Luogo

XVII Domenica T.O.

Lasciamoci toccare profondamente dall’immagine che apre il vangelo di oggi e, come quel discepolo senza nome che porta il nome di noi tutti, sostiamo in contemplazione: <Gesù si trovava in un luogo a pregare…> (Lc 11, 1). Ancora oggi il Signore Gesù si trova in ogni luogo della nostra vita e lo abita con la sua preghiera. Essa è il segno della sua attenzione verso ciascuna delle nostre esistenze. Quando pensiamo alla preghiera facilmente immaginiamo subito una interminabile lista di richieste, il vangelo invece ci insegna che la preghiera è prima di tutto uno sguardo: uno sguardo su Gesù che ci aiuta ad assumere uno sguardo sul Padre che ci fa, a nostra volta, capaci di uno sguardo non più sui nostri bisogni e le nostre necessità, ma su quelli di coloro che – la condivisa figliolanza – ci affida come fratelli. La risposta di Gesù è semplice e immediata: <Quando pregate dite <Padre…> (11, 2). L’antica regola per i cristiani prevede e prescrive che si reciti la preghiera del Signore tre volte al giorno. Per gli antichi sembra quasi che basti questa triplice ripetizione quotidiana come preghiera del buon cristiano. La nostra preghiera cristiana non si differenzia dalle altre per le parole che contiene, ma per la conversione profonda e continua che presuppone e continuamente accompagna.

Ci viene incontro la figura di Abramo il quale, venuto a sapere che il Signore sta andando a distruggere le città di Sodoma e Gomorra, intercede audacemente per la loro salvezza. Abramo ha appena accolto la visita di tre misteriosi viandanti all’ingresso della sua tenda ove vive nella semplicità e nell’apertura ad ogni passaggio e ad ogni visita possibile. La vita sotto le tende è una vita dura e – al contempo – libera. Infatti, non mette in conto di poter difendere molto, ciò che può fare è solo di esporsi, massimamente, all’incontro. Sodoma e Gomorra sono città fatte di pietra e ormai cinte di mura, diremmo oggi che sono città blindate dove lo straniero e il diverso non sono accolti e, se vi   accolti, rischiano di essere abusati. Il Signore Dio va a riportare le città al deserto per salvare gli uomini dalle loro chiusure.
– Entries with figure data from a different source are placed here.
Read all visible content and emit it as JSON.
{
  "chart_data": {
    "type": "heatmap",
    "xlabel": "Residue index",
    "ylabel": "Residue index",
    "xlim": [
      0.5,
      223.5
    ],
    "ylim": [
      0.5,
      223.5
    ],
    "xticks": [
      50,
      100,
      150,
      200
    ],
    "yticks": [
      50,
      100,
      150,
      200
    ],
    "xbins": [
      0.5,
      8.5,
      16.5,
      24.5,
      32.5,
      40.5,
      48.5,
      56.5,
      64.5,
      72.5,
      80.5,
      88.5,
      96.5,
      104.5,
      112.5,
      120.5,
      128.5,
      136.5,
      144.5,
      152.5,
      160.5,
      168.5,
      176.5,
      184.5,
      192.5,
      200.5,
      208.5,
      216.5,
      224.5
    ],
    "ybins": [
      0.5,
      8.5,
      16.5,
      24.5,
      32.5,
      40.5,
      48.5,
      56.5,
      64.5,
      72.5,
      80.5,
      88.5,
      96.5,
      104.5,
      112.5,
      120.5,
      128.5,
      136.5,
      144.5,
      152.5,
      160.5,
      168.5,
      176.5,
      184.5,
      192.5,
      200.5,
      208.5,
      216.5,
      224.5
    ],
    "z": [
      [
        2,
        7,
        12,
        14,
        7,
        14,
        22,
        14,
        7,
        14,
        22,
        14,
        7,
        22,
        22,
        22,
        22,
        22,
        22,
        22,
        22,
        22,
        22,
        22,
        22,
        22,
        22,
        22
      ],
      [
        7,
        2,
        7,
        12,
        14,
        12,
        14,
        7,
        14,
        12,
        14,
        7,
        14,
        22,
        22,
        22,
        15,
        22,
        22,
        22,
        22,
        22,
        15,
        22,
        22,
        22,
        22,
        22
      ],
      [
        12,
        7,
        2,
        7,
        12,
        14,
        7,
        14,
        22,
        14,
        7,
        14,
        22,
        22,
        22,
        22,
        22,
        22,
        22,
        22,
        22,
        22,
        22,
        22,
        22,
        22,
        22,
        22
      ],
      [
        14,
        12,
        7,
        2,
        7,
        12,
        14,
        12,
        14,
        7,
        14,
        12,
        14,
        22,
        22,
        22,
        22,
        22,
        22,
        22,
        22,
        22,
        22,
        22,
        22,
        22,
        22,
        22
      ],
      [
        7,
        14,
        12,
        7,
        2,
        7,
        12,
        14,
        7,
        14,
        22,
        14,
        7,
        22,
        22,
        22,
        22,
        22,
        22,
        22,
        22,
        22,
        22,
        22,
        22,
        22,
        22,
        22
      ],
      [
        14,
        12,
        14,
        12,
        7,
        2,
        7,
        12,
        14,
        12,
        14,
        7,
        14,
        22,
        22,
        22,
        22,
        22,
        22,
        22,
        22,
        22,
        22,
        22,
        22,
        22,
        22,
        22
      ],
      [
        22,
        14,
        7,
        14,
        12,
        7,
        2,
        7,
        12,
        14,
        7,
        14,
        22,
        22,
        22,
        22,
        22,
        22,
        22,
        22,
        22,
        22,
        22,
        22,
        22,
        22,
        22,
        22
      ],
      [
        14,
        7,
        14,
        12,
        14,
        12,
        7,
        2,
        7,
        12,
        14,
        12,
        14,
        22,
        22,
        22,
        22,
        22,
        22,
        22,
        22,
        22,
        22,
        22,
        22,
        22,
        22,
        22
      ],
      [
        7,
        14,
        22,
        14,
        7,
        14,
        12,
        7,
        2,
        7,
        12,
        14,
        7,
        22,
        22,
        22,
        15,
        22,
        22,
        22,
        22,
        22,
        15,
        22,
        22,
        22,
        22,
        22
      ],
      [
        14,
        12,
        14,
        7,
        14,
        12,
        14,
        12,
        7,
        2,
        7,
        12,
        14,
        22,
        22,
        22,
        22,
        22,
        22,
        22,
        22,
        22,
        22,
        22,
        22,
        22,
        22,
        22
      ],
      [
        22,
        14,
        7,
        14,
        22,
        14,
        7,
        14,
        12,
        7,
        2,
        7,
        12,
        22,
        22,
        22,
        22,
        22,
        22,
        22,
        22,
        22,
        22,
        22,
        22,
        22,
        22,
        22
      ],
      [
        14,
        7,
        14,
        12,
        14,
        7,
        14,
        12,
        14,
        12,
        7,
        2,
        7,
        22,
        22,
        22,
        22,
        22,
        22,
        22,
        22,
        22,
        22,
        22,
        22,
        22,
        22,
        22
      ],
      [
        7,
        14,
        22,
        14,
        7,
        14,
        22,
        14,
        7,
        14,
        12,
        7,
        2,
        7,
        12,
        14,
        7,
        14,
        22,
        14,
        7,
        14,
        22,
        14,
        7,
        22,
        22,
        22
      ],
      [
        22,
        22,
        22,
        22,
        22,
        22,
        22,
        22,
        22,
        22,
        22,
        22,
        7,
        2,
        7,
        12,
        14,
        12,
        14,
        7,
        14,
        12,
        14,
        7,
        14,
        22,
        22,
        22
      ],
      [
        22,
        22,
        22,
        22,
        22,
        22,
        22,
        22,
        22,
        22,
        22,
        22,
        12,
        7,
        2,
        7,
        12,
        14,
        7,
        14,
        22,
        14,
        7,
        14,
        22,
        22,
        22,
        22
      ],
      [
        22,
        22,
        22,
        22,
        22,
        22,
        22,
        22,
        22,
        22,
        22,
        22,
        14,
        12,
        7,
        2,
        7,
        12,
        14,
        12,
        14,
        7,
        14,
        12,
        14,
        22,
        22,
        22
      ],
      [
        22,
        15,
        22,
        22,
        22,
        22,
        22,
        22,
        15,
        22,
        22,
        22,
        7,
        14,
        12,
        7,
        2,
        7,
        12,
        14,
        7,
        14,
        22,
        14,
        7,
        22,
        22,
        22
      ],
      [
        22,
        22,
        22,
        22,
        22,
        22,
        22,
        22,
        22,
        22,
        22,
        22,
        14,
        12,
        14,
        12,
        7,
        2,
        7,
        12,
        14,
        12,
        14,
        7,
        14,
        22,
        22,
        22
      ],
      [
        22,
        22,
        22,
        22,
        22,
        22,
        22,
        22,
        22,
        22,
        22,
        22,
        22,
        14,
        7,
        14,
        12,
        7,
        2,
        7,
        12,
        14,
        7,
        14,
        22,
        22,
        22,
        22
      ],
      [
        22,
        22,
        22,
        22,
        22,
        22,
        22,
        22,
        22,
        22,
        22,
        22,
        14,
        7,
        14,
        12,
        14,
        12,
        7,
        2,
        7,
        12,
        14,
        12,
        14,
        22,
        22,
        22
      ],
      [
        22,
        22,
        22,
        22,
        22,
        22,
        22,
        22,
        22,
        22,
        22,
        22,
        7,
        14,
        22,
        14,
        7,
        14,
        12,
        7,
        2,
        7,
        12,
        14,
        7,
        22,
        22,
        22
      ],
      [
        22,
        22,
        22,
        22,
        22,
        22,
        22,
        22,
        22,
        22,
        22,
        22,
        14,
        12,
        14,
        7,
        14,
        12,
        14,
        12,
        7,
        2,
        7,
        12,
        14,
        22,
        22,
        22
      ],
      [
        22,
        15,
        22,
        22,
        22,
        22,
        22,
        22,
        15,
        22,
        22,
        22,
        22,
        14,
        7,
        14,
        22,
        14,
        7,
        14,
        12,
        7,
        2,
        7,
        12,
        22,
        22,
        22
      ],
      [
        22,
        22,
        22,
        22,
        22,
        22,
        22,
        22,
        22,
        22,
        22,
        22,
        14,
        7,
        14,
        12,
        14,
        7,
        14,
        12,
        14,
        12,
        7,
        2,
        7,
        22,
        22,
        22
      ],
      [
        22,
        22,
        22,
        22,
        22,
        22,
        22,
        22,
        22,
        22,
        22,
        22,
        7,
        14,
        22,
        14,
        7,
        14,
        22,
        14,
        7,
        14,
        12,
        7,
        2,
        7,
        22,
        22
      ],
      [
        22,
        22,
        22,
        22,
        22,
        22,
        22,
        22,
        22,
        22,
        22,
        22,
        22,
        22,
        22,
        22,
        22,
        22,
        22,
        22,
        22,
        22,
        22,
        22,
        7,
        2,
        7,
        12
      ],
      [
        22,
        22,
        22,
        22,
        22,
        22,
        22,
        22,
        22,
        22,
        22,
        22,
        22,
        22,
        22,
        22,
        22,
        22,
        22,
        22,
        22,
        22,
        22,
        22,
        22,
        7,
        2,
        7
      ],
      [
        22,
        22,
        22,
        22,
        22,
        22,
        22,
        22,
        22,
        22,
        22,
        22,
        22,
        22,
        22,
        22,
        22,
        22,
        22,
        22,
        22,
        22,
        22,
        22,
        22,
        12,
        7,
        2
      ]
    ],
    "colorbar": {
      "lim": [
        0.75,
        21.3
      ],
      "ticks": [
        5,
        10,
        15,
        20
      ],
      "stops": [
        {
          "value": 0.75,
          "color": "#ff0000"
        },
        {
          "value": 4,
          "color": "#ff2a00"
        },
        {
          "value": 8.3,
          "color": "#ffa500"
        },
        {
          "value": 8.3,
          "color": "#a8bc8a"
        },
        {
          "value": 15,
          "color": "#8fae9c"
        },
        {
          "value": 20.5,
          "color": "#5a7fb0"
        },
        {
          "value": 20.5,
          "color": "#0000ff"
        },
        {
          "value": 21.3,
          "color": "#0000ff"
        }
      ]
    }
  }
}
Davanti a quello che sta per succedere, Abramo non pensa a se stesso, né si premura di essere rassicurato dal fatto di poter scampare a quello che sta per accadere, ma si lancia nell’intercessione. Pertanto, a un certo punto si arrende, non riesce ad andare oltre i <dieci uomini>… e tutti si tace! L’apostolo Paolo ci svela come, nel mistero pasquale del Signore Gesù, l’intercessione di Abramo ha portato il suo frutto più maturo perché il Signore ha condotto all’estrema conseguenza la sua intercessione: lui, il Signore Gesù, ha rischiato in prima persona ed ha pagato il prezzo della preghiera con l’offerta della sua stessa vita. Nel vangelo le parole sulla preghiera si fanno parabola e il modo con cui ci si rivolge a Dio chiamandolo <Padre>, diventa, subito dopo, un monito per noi: <Quale padre…?> (Lc 11, 11). Ogni volta che preghiamo il Padre siamo chiamati non ad aspettarci da Lui qualcosa, ma a diventare come Lui capaci di dare tutto. Siamo noi ad essere padre, madre, fratello e amico per i nostri fratelli e sorelle in umanità. Allora la preghiera, lungi dall’essere un modo gentile per tirarsi fuori dalla mischia, è, in realtà, una bomba che può cambiare radicalmente la storia, ma non senza aver prima cambiato profondamente il nostro cuore. Pertanto, diventa chiara la difficile conclusione: <… lo Spirito Santo…>! È Lui che ci aiuta a discernere e ad incarnare la nostra conformazione a Dio che è Padre secondo il cuore di Cristo Signore.